En attendant que les pièces chauffent, nous sortons découvrir la ville. Promenade dans le centre ville très animé, les locaux sont très peu couverts contrairement à nous…2 degrés, du vent qui vous glacerait un pingouin et pourtant… les écolières n’ont pas de collant, les gars sont en t-shirts, les mamans ont juste un pull 😳

Le centre ville est assez petit, des boutiques en tout genre, assez similaire à une ville européenne finalement, les pickups en plus. Hommage perpétuel à Magellan qui apparait sur des statues, nom de rues, mais aussi Universités, magasins etc..

Pendant notre promenade nous sommes surpris par la présence de maison de style Paquebot, une variante de l’art déco qui s’est développée surtout en Amérique, et de maisons en style traditionnel magellanique. On se demande combien il peut y faire froid dedans car les murs sont en tôle. En tout cas la présence de ces styles différents rend la ville plus intéressante.

1er mai, fête du travail oblige, la ville est relativement calme, le matin du moins.

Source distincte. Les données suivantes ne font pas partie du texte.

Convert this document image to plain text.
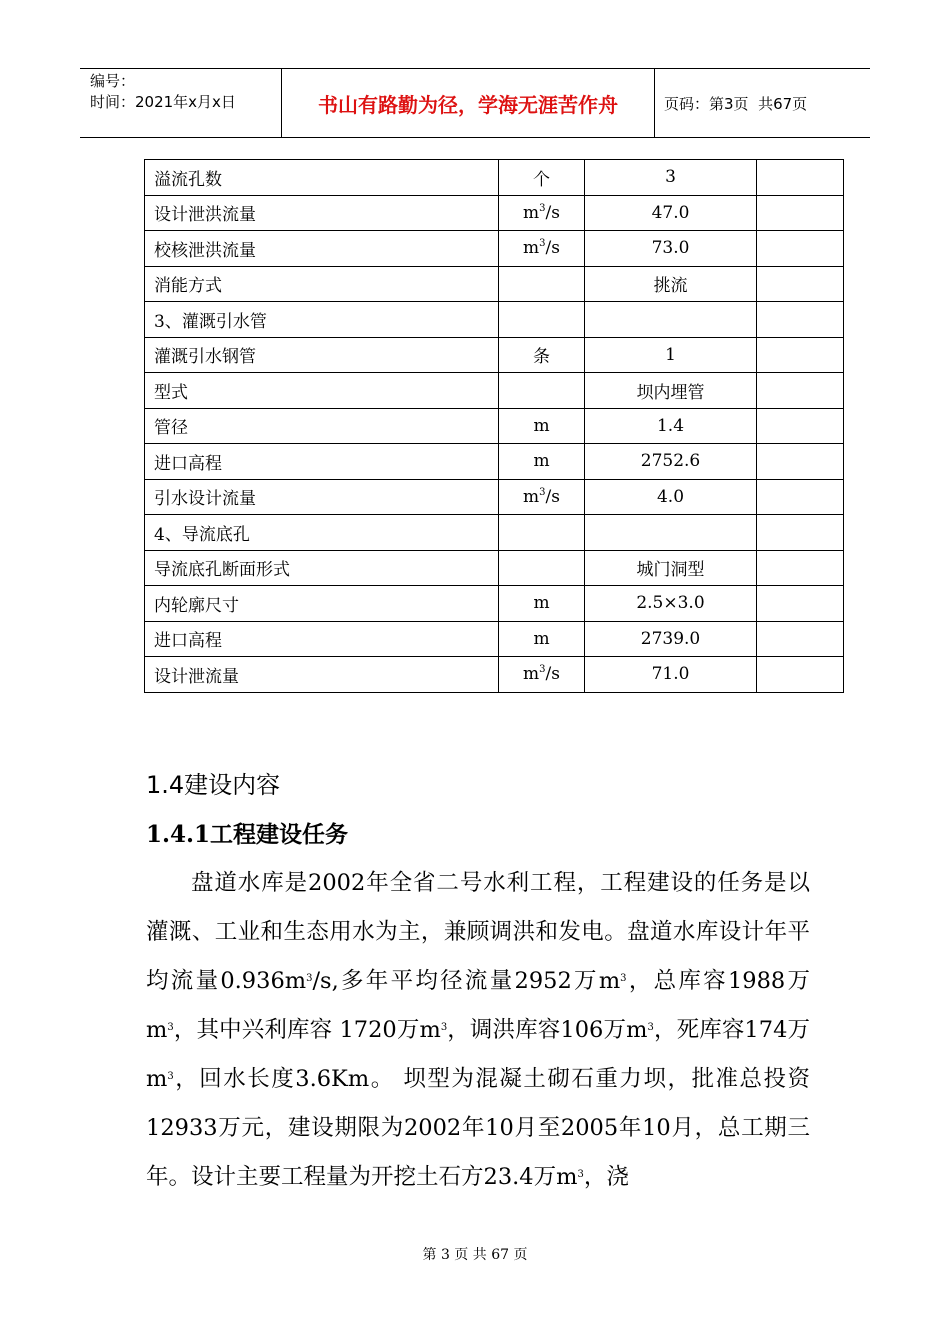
编号：
时间：2021年x月x日	书山有路勤为径，学海无涯苦作舟	页码：第3页  共67页
溢流孔数	个	3	
设计泄洪流量	$m^3/s$	47.0	
校核泄洪流量	$m^3/s$	73.0	
消能方式		挑流	
3、灌溉引水管			
灌溉引水钢管	条	1	
型式		坝内埋管	
管径	m	1.4	
进口高程	m	2752.6	
引水设计流量	$m^3/s$	4.0	
4、导流底孔			
导流底孔断面形式		城门洞型	
内轮廓尺寸	m	2.5×3.0	
进口高程	m	2739.0	
设计泄流量	$m^3/s$	71.0	
1.4建设内容
1.4.1工程建设任务

盘道水库是2002年全省二号水利工程，工程建设的任务是以灌溉、工业和生态用水为主，兼顾调洪和发电。盘道水库设计年平均流量$0.936m^3/s$,多年平均径流量2952万$m^3$，总库容1988万$m^3$，其中兴利库容 1720万$m^3$，调洪库容106万$m^3$，死库容174万$m^3$，回水长度3.6Km。 坝型为混凝土砌石重力坝，批准总投资12933万元，建设期限为2002年10月至2005年10月，总工期三年。设计主要工程量为开挖土石方23.4万$m^3$，浇

第 3 页 共 67 页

On défoule les deux petits monstres au parc des dinosaures et on casse notre tirelire de nomades pour déjeuner chez Lomito’s, une adresse parfaite recommandée par le routard pour découvrir les sandwichs traditionnels et hotdog chilien à un prix raisonnable.

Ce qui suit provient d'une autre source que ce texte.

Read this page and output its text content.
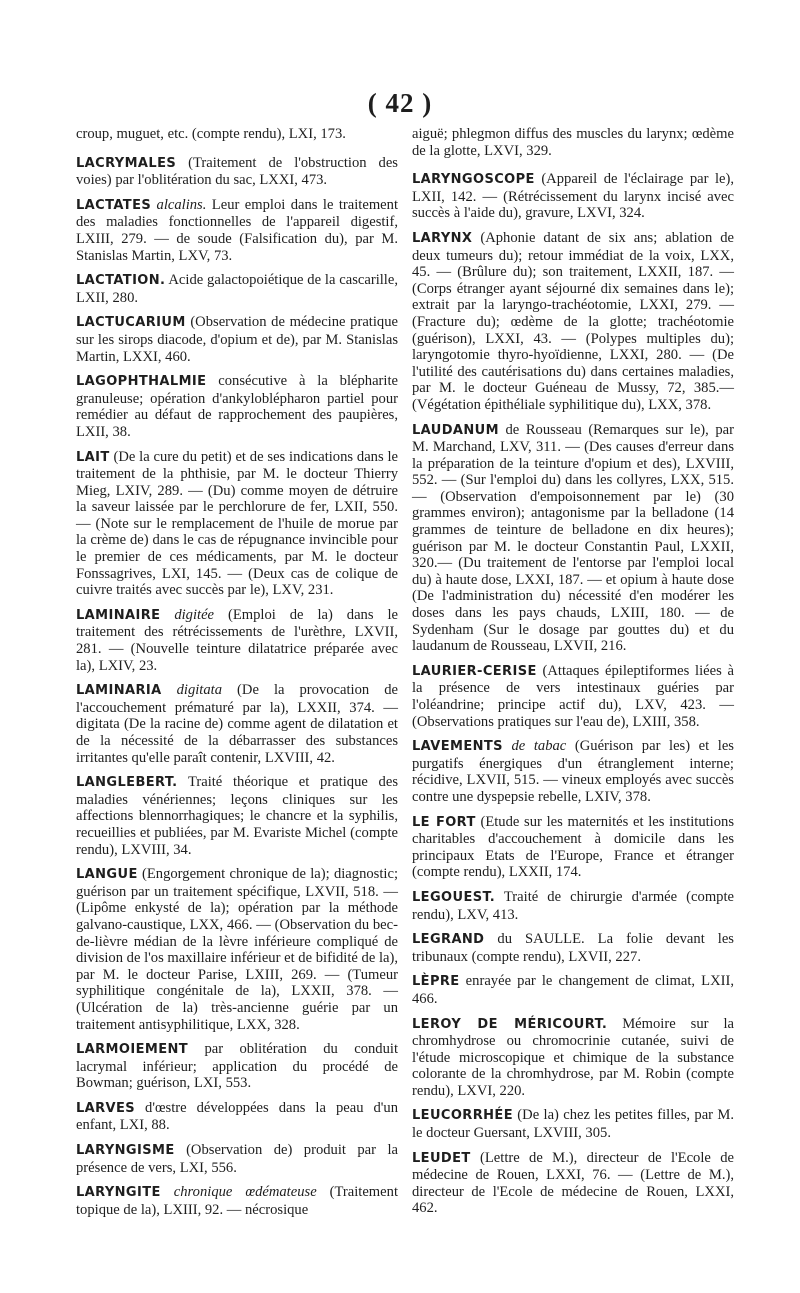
( 42 )

croup, muguet, etc. (compte rendu), LXI, 173.

LACRYMALES (Traitement de l'obstruction des voies) par l'oblitération du sac, LXXI, 473.

LACTATES alcalins. Leur emploi dans le traitement des maladies fonctionnelles de l'appareil digestif, LXIII, 279. — de soude (Falsification du), par M. Stanislas Martin, LXV, 73.

LACTATION. Acide galactopoiétique de la cascarille, LXII, 280.

LACTUCARIUM (Observation de médecine pratique sur les sirops diacode, d'opium et de), par M. Stanislas Martin, LXXI, 460.

LAGOPHTHALMIE consécutive à la blépharite granuleuse; opération d'ankyloblépharon partiel pour remédier au défaut de rapprochement des paupières, LXII, 38.

LAIT (De la cure du petit) et de ses indications dans le traitement de la phthisie, par M. le docteur Thierry Mieg, LXIV, 289. — (Du) comme moyen de détruire la saveur laissée par le perchlorure de fer, LXII, 550. — (Note sur le remplacement de l'huile de morue par la crème de) dans le cas de répugnance invincible pour le premier de ces médicaments, par M. le docteur Fonssagrives, LXI, 145. — (Deux cas de colique de cuivre traités avec succès par le), LXV, 231.

LAMINAIRE digitée (Emploi de la) dans le traitement des rétrécissements de l'urèthre, LXVII, 281. — (Nouvelle teinture dilatatrice préparée avec la), LXIV, 23.

LAMINARIA digitata (De la provocation de l'accouchement prématuré par la), LXXII, 374. — digitata (De la racine de) comme agent de dilatation et de la nécessité de la débarrasser des substances irritantes qu'elle paraît contenir, LXVIII, 42.

LANGLEBERT. Traité théorique et pratique des maladies vénériennes; leçons cliniques sur les affections blennorrhagiques; le chancre et la syphilis, recueillies et publiées, par M. Evariste Michel (compte rendu), LXVIII, 34.

LANGUE (Engorgement chronique de la); diagnostic; guérison par un traitement spécifique, LXVII, 518. — (Lipôme enkysté de la); opération par la méthode galvano-caustique, LXX, 466. — (Observation du bec-de-lièvre médian de la lèvre inférieure compliqué de division de l'os maxillaire inférieur et de bifidité de la), par M. le docteur Parise, LXIII, 269. — (Tumeur syphilitique congénitale de la), LXXII, 378. — (Ulcération de la) très-ancienne guérie par un traitement antisyphilitique, LXX, 328.

LARMOIEMENT par oblitération du conduit lacrymal inférieur; application du procédé de Bowman; guérison, LXI, 553.

LARVES d'œstre développées dans la peau d'un enfant, LXI, 88.

LARYNGISME (Observation de) produit par la présence de vers, LXI, 556.

LARYNGITE chronique œdémateuse (Traitement topique de la), LXIII, 92. — nécrosique

aiguë; phlegmon diffus des muscles du larynx; œdème de la glotte, LXVI, 329.

LARYNGOSCOPE (Appareil de l'éclairage par le), LXII, 142. — (Rétrécissement du larynx incisé avec succès à l'aide du), gravure, LXVI, 324.

LARYNX (Aphonie datant de six ans; ablation de deux tumeurs du); retour immédiat de la voix, LXX, 45. — (Brûlure du); son traitement, LXXII, 187. — (Corps étranger ayant séjourné dix semaines dans le); extrait par la laryngo-trachéotomie, LXXI, 279. — (Fracture du); œdème de la glotte; trachéotomie (guérison), LXXI, 43. — (Polypes multiples du); laryngotomie thyro-hyoïdienne, LXXI, 280. — (De l'utilité des cautérisations du) dans certaines maladies, par M. le docteur Guéneau de Mussy, 72, 385.— (Végétation épithéliale syphilitique du), LXX, 378.

LAUDANUM de Rousseau (Remarques sur le), par M. Marchand, LXV, 311. — (Des causes d'erreur dans la préparation de la teinture d'opium et des), LXVIII, 552. — (Sur l'emploi du) dans les collyres, LXX, 515. — (Observation d'empoisonnement par le) (30 grammes environ); antagonisme par la belladone (14 grammes de teinture de belladone en dix heures); guérison par M. le docteur Constantin Paul, LXXII, 320.— (Du traitement de l'entorse par l'emploi local du) à haute dose, LXXI, 187. — et opium à haute dose (De l'administration du) nécessité d'en modérer les doses dans les pays chauds, LXIII, 180. — de Sydenham (Sur le dosage par gouttes du) et du laudanum de Rousseau, LXVII, 216.

LAURIER-CERISE (Attaques épileptiformes liées à la présence de vers intestinaux guéries par l'oléandrine; principe actif du), LXV, 423. — (Observations pratiques sur l'eau de), LXIII, 358.

LAVEMENTS de tabac (Guérison par les) et les purgatifs énergiques d'un étranglement interne; récidive, LXVII, 515. — vineux employés avec succès contre une dyspepsie rebelle, LXIV, 378.

LE FORT (Etude sur les maternités et les institutions charitables d'accouchement à domicile dans les principaux Etats de l'Europe, France et étranger (compte rendu), LXXII, 174.

LEGOUEST. Traité de chirurgie d'armée (compte rendu), LXV, 413.

LEGRAND du SAULLE. La folie devant les tribunaux (compte rendu), LXVII, 227.

LÈPRE enrayée par le changement de climat, LXII, 466.

LEROY DE MÉRICOURT. Mémoire sur la chromhydrose ou chromocrinie cutanée, suivi de l'étude microscopique et chimique de la substance colorante de la chromhydrose, par M. Robin (compte rendu), LXVI, 220.

LEUCORRHÉE (De la) chez les petites filles, par M. le docteur Guersant, LXVIII, 305.

LEUDET (Lettre de M.), directeur de l'Ecole de médecine de Rouen, LXXI, 76. — (Lettre de M.), directeur de l'Ecole de médecine de Rouen, LXXI, 462.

2 mai, on se rend à pied au musée Nao Victoria (situé à 7km du centre ville) où ils ont reconstruit à l’échelle le bateau de Magellan, le premier à avoir fait le tour du monde, non sans péripéties…Sur plus de 250 marins répartis sur 5 bateaux qui ont quitté le port de Séville en 1519, seuls 18 rentreront au port en Espagne…On imagine très bien la rude vie à bord de ces monuments de bois…

Bateau de Magellan

Il y a aussi d’autres bateaux à visiter (le HMS Beagle dans lequel Darwin a fait une expedition, le yelcho dont l’histoire est liée aux premières expéditions en antarctique et un vieux bateau de guerre d’époque).

Le musée vaut vraiment le détour (11000 pesos / Adulte, 5000 pour les enfants de plus de 4 ans) il y a même un petit parc pour les enfants, des lapins, vue sur le détroit…Nous repartons ravis de cette visite et terminons la journée en passant par le cimetière réputé pour ses mausolées et ses allées de cyprès. C’est ici que nous constatons ce que nous avions lu dans le guide: la ville a été le théâtre d’une forte immigration croate à la fin du 19ème siècle (pour travailleurs dans les mines d’or et les élevages de moutons). Du coup,  50% de sa population a des origines croates.

Dimanche 3 mai

La maison est un frigo et moyennement propre, la pluie a fait son apparition en plus du vent, la ville a changé d’ambiance, pas une âme dehors. Nous avons hâte de remonter le pays pour trouver un peu de chaleur. En attendant notre vol du soir, nous faisons une pause gourmande au « Wake up café », lieu convivial où l’on peut déguster de bons cheesecake.

Nous quittons Punta Arenas en pensant à Magellan et à son incroyable voyage.

Il est minuit, notre avion décolle vers Santiago,

Au revoir la Patagonie, terre intense qui nous laissera très certainement des souvenirs pour de nombreuses années.